Have You Read?: King devotee excited by new book
“Duma Key” by Stephen King
Stephen King published his first book, “Carrie,” the year I was born. (Yes, I am dating myself here.) In 1976, Brian DePalma adapted it for the screen. The movie tie-in cover featured Sissy Spacek in a prom dress, covered in blood. My Aunt Vicky would terrorize me by shoving it in my face and telling me that Carrie was going to get me if I didn’t do as she said. This was completely unnecessary, since I was a very well-behaved child.
One time when I was 4 years old, I was staying with my grandparents for the weekend. I slept in Aunt Vicky’s room as she was spending the evening at a friend’s house. In the middle of the night, I woke up to find that my nose was bleeding. Before I could get out of bed, I looked up and saw that stupid copy of “Carrie” sitting on a shelf. I was so petrified that I could only sit there with my bloody nose and cry until my grandma woke up and put me in bed with her.
I guess you could say this incident scarred me for life. It certainly shaped my taste in books. By the time I was in the third grade, I had developed a fascination with Stephen King, especially after reading his novella “The Mist” in an anthology of horror stories. I went through every one of his books in the public library and eagerly awaited the new ones. I watched all the films as they came out, even though I knew that the majority of them would be disappointments, except for maybe “Pet Sematary.” “The Shining” doesn’t count, since the book and film are completely different and stand on their own merits.
I can honestly say that I have read every book that King ever has published, as well as the majority of his short stories.
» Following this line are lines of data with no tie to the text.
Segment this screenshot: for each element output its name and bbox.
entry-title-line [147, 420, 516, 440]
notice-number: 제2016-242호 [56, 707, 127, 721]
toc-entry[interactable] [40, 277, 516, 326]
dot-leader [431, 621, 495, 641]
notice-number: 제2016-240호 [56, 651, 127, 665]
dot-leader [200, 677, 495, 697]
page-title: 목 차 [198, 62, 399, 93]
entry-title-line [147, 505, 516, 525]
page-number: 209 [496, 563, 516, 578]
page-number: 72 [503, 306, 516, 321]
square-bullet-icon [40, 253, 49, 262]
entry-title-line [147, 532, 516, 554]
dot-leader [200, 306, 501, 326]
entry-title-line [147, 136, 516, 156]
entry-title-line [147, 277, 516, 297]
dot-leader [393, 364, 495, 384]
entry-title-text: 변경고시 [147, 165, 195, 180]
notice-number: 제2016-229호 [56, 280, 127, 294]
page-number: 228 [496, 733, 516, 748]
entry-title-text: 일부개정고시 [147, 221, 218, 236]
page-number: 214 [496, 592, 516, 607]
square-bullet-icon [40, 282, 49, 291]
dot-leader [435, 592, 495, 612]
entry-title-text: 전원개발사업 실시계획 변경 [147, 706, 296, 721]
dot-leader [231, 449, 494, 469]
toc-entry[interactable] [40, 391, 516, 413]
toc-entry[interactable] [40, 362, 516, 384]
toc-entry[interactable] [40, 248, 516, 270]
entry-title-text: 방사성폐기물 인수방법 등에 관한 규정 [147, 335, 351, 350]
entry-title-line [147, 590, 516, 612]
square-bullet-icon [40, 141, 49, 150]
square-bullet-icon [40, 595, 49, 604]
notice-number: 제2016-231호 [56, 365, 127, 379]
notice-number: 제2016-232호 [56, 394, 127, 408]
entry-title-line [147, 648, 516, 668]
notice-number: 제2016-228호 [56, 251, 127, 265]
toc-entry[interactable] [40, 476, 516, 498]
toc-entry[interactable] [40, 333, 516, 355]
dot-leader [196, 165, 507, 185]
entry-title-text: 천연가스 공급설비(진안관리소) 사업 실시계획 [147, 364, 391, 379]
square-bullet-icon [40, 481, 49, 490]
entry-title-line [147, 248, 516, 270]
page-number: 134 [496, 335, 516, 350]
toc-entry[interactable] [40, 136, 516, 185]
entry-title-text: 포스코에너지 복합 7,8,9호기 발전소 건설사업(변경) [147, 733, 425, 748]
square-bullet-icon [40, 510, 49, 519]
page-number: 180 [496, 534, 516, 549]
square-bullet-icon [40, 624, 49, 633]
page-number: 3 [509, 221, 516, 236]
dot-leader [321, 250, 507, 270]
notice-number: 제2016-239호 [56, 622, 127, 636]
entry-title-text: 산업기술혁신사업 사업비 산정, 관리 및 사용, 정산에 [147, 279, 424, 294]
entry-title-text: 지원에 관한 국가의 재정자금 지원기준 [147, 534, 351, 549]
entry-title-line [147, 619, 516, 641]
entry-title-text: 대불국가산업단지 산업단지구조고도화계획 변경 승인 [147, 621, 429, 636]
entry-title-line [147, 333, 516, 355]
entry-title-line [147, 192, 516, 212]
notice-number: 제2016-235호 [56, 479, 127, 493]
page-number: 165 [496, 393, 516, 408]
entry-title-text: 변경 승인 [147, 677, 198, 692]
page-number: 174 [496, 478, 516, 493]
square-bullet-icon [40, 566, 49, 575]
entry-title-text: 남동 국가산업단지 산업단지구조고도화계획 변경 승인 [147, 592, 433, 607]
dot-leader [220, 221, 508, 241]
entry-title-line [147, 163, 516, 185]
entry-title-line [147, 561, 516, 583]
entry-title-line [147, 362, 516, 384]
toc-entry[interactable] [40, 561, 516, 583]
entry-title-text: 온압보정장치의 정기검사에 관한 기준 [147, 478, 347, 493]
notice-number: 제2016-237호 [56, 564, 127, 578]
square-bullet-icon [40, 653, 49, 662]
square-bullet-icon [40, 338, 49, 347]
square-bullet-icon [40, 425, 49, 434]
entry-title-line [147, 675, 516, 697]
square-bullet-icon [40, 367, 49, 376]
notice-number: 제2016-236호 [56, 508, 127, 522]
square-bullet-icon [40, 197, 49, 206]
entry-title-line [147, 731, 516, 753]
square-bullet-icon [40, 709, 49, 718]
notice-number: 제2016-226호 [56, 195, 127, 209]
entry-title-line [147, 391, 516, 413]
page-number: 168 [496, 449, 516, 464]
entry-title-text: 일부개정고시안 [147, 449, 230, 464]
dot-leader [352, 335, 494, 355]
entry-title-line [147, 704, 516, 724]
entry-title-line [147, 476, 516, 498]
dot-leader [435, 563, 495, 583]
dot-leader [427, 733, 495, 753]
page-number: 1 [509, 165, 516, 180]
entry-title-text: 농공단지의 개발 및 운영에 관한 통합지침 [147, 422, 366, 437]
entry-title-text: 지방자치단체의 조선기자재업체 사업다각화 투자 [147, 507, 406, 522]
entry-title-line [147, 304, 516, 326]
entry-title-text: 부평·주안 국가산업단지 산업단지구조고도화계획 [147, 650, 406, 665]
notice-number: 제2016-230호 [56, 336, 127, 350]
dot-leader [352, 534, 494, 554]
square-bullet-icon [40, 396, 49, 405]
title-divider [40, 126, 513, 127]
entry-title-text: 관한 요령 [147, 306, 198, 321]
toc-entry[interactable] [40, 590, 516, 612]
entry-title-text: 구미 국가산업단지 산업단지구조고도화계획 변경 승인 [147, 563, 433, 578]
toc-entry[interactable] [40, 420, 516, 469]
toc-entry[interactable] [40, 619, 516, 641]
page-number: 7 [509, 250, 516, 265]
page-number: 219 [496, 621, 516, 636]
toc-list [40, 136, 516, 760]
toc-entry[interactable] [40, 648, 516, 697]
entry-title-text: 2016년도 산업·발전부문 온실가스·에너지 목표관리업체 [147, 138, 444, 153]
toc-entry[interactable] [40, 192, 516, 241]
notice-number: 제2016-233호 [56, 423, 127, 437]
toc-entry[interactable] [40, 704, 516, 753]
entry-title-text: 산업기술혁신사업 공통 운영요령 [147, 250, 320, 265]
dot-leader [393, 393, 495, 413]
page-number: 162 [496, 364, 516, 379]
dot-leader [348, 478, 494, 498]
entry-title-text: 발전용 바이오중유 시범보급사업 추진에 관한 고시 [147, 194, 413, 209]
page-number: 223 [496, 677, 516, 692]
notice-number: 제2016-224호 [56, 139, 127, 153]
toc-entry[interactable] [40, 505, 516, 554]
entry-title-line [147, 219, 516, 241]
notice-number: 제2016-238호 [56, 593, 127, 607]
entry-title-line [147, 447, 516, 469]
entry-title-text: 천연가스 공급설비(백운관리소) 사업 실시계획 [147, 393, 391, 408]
It drives me crazy when people say he’s a hack. Not everyone can be a Shakespeare or a Dickens or a Steinbeck. Just because he specializes in horror doesn’t mean that he isn’t a great writer.
In July 2006, Tin House Magazine published a new short by King titled “Memory.” I couldn’t get my hands on the issue but did end up finding the story online. It is about a man named Edgar Freemantle, who suffers a horrible accident which leaves him with one arm and a severe form of aphasia, a loss of the ability to produce and/or comprehend language due to injury to certain areas of the brain. The memory loss frustrates him to such an extent that it causes him to fly into uncontrollable rages, causing him to stab his wife with a plastic knife and try to strangle her with his one good hand. She divorces him, and he becomes depressed and suicidal until his therapist suggests a change of scenery to clear his troubled mind.
Sounds interesting so far, right?
“Memory” is the basis for the first chapter of King’s newest book, “Duma Key.” When Neighbors Bookstore closed last month, one of the things that made me the saddest was the fact that I wouldn’t be able to pick up the new Stephen King right away. It sounds silly, but it’s true. I don’t drive, so I wouldn’t be able to get it at Borders in Carson City. Besides, going there would almost feel like a betrayal so soon after the store closed. I didn’t want to order it from Amazon.com for the same reason. I figured I would go get a library card and hope that they had it on the shelf soon.
I started a new job this past week, and I have been so busy and exhausted that I haven’t felt like doing much of anything. Then my boyfriend went to Reno a couple of days ago while I was at work and surprised me with a copy of “Duma Key.” How thoughtful! It’s the best gift I’ve gotten in a long time.
So, technically, this is not a book review since I am only on page 57. But I really like it so far, and I’m hating the fact that I have to put it down to write this.
– Lydia Chagolla is an avid reader who enjoys sharing her reviews with the community.